The Dask-ML has scalable implementations GridSearchCV and RandomSearchCV that are, I believe, drop in replacements for Scikit-Learn. They were developed alongside Scikit-Learn developers.

  • https://ml.dask.org/hyper-parameter-search.html

They can be faster for two reasons:

  • They avoid repeating shared work between different stages of a Pipeline
  • They can scale out to a cluster anywhere you can deploy Dask (which is easy on most cluster infrastructure)

Two things:

  1. Instead of GridSearch try using HyperOpt - it's a Python library for serial and parallel optimization.

  2. I would reduce the dimensionality by using UMAP or PCA. Probably UMAP is the better choice.

After you apply SMOTE:

import umap

dim_reduced = umap.UMAP(
        min_dist=min_dist,
        n_neighbors=neighbours,
        random_state=1234,
    ).fit_transform(smote_output)

And then you can use dim_reduced for the train test split.

Reducing the dimensionality will help to remove noise from the data and instead of dealing with 25 features you'll bring them down to 2 (using UMAP) or the number of components you choose (using PCA). Which should have significant implications on the performance.


There is an easy win in your situation and that is .... start using parallel processing :). dask will help you if you have a cluster (it will work on a single machine, but the improvement compared to the default scheduling in sklearn is not significant), but if you plan to run it on a single machine (but have several cores/threads and "enough" memory) then you can run nested CV in parallel. The only trick is that sklearn will not allow you to run the outer CV loop in multiple processes. However, it will allow you to run the inner loop in multiple threads.

At the moment you have n_jobs=None in the outer CV loop (that's the default in cross_val_score), which means n_jobs=1 and that's the only option that you can use with sklearn in the nested CV.

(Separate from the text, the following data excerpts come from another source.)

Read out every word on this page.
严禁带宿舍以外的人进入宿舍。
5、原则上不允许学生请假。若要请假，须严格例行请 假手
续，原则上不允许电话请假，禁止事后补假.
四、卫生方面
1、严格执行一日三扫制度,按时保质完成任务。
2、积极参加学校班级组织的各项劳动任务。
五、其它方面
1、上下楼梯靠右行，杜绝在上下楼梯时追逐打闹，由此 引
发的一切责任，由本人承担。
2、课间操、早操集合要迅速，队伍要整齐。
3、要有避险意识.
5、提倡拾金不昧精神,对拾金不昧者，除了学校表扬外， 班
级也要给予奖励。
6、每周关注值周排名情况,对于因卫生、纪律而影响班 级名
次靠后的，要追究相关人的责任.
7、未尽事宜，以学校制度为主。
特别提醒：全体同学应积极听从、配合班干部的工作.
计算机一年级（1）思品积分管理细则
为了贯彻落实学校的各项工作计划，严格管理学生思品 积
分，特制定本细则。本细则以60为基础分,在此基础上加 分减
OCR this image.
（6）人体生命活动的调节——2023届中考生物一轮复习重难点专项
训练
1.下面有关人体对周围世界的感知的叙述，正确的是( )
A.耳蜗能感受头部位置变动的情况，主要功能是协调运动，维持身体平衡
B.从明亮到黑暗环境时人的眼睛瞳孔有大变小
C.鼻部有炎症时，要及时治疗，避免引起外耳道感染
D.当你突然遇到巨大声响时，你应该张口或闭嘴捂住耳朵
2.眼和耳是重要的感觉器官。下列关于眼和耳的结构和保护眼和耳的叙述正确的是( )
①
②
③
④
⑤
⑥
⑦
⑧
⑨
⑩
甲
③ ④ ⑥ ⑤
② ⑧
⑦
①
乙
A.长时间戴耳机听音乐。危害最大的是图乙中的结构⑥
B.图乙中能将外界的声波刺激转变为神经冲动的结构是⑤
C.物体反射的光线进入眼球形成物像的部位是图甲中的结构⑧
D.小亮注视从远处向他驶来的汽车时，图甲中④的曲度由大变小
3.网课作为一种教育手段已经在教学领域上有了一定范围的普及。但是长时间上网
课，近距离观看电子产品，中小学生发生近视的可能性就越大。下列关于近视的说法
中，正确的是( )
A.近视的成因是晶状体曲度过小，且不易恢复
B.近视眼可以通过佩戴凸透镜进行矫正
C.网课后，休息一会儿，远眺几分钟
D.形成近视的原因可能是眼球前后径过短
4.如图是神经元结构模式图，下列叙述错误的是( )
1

However, you can achieve and easy gain by setting n_jobs=some_reasonable_number in all GridSearchCV that you use. some_reasonable_number does not have to be -1 (but it is a good starting point). Some algorithms either plateau on n_jobs=n_cores instead of n_threads (for example, xgboost) or already have built-in multi-processing (like RandomForestClassifier, for example) and there might be clashes if you spawn too many processes.